Engine block (ultimately unusable) that came with car was stamped with a C number that did not correspond to frame number but indicated 1926 manufacture.
Firewall under rad support rod is stamped F135xx (note 5 digit number, as opposed to many 3 and 4 digit numbers in this thread.)
Patent info data plate extremely similar to the one Robert posted is riveted to the lower firewall, facing into the passenger compartment.
Overall the car seems quite original, so with the exception of the engine and frame numbers not corresponding, everything else appears proper.

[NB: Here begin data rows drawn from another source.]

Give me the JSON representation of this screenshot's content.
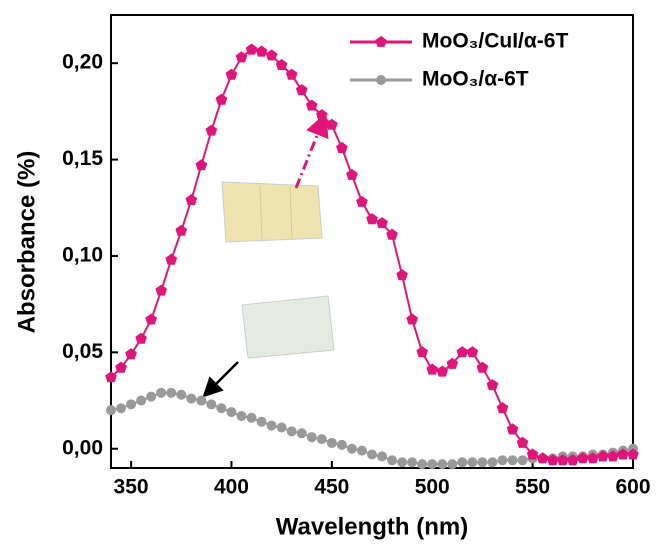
{
  "chart_data": {
    "type": "line",
    "x_label": "Wavelength (nm)",
    "y_label": "Absorbance (%)",
    "x": [
      340,
      345,
      350,
      355,
      360,
      365,
      370,
      375,
      380,
      385,
      390,
      395,
      400,
      405,
      410,
      415,
      420,
      425,
      430,
      435,
      440,
      445,
      450,
      455,
      460,
      465,
      470,
      475,
      480,
      485,
      490,
      495,
      500,
      505,
      510,
      515,
      520,
      525,
      530,
      535,
      540,
      545,
      550,
      555,
      560,
      565,
      570,
      575,
      580,
      585,
      590,
      595,
      600
    ],
    "series": [
      {
        "name": "MoO₃/CuI/α-6T",
        "color": "#e0157a",
        "marker": "pentagon",
        "values": [
          0.037,
          0.042,
          0.049,
          0.057,
          0.067,
          0.082,
          0.098,
          0.113,
          0.129,
          0.147,
          0.165,
          0.181,
          0.194,
          0.203,
          0.207,
          0.206,
          0.204,
          0.199,
          0.194,
          0.186,
          0.178,
          0.173,
          0.168,
          0.156,
          0.142,
          0.128,
          0.119,
          0.117,
          0.111,
          0.09,
          0.067,
          0.05,
          0.041,
          0.04,
          0.044,
          0.05,
          0.05,
          0.042,
          0.033,
          0.021,
          0.01,
          0.003,
          -0.003,
          -0.005,
          -0.006,
          -0.006,
          -0.006,
          -0.005,
          -0.005,
          -0.004,
          -0.004,
          -0.003,
          -0.003
        ]
      },
      {
        "name": "MoO₃/α-6T",
        "color": "#999999",
        "marker": "circle",
        "values": [
          0.02,
          0.021,
          0.023,
          0.025,
          0.027,
          0.029,
          0.029,
          0.028,
          0.026,
          0.025,
          0.023,
          0.021,
          0.019,
          0.017,
          0.016,
          0.014,
          0.012,
          0.011,
          0.009,
          0.008,
          0.006,
          0.005,
          0.003,
          0.002,
          0.0,
          -0.001,
          -0.003,
          -0.004,
          -0.006,
          -0.007,
          -0.007,
          -0.008,
          -0.008,
          -0.008,
          -0.008,
          -0.007,
          -0.007,
          -0.007,
          -0.007,
          -0.006,
          -0.006,
          -0.006,
          -0.005,
          -0.005,
          -0.005,
          -0.004,
          -0.004,
          -0.004,
          -0.003,
          -0.003,
          -0.002,
          -0.001,
          0.0
        ]
      }
    ],
    "xlim": [
      340,
      600
    ],
    "xticks": [
      350,
      400,
      450,
      500,
      550,
      600
    ],
    "ylim": [
      -0.01,
      0.225
    ],
    "yticks": [
      {
        "value": 0,
        "label": "0,00"
      },
      {
        "value": 0.05,
        "label": "0,05"
      },
      {
        "value": 0.1,
        "label": "0,10"
      },
      {
        "value": 0.15,
        "label": "0,15"
      },
      {
        "value": 0.2,
        "label": "0,20"
      }
    ],
    "legend": "upper right",
    "grid": false
  }
}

NOTE: There are probably a few of you shrieking inwardly "what do you mean the block was unusable!?" but the rebuilder said a couple hundred generations of mice had peed onto the valve seats, eroding too much metal to make even a valve insert unfeasible. So, like it or not...he got a different block for me. It's too late to suggest remediation...that block is in Ford Heaven with about 14.5 million of its brothers.
From Canadian made 1926 Tudor, riveted to lower firewall, facing into passenger compartment.
Wes, thanks for posting the pic of your 1926 data plate!
I have been swapping emails with Glenn from Dixies.ca where the pic I posted is from. He was surprised my 1927 plate was different, but verified that the plate you are looking at (one I posted) was taken from his 1926 Touring. So it prob makes sense that it is a perfect match to your 1926.
One more thing I should add. The data plate from the 1927 2dr coupe was mounted dead center, lower firewall facing the engine compartment.
Peter , Hap. The plant that you refer to that opened after the Model T era was in fact Fords second factory on Stirling Highway, Leighton. Model T's were assembled prior to 1926 in the original Dalgety Building on land between Stirling Hwy (also known as Fremantle Road) and the waterfront. There is a photo of this plant with the new building under construction in the background. I do have photos of T's bring assembled in the first plant and these have the fuel tanks under the front seat. The photo is marked as 1925. The "new" plant was closed down in the early 80's and is currently vacant. Dad worked there from 1954 and was one of the last people to leave. My 1926 T was purchased new by my Grandmother from Lynas Motors in Perth late 1926 and that is why I wondered where it may have been assembled. I will send my photo to you Peter. Cheers. Alan in Western Australia
Here is Alan's picture of the assembly line.
The different state factories temporary and permanent only assembled the shipping in parts at this time.
Being the factory furthest away Alan"s T definitely would have been assembled in Perth where all the bodies were shipped around the coast by ship from Geelong and were stamped with the "A" before they left.
This picture is dated July 1st 1925, some of those interested in such things may notice details as to what we are seeing here?
July 1 was the official first day of Ford Australia production.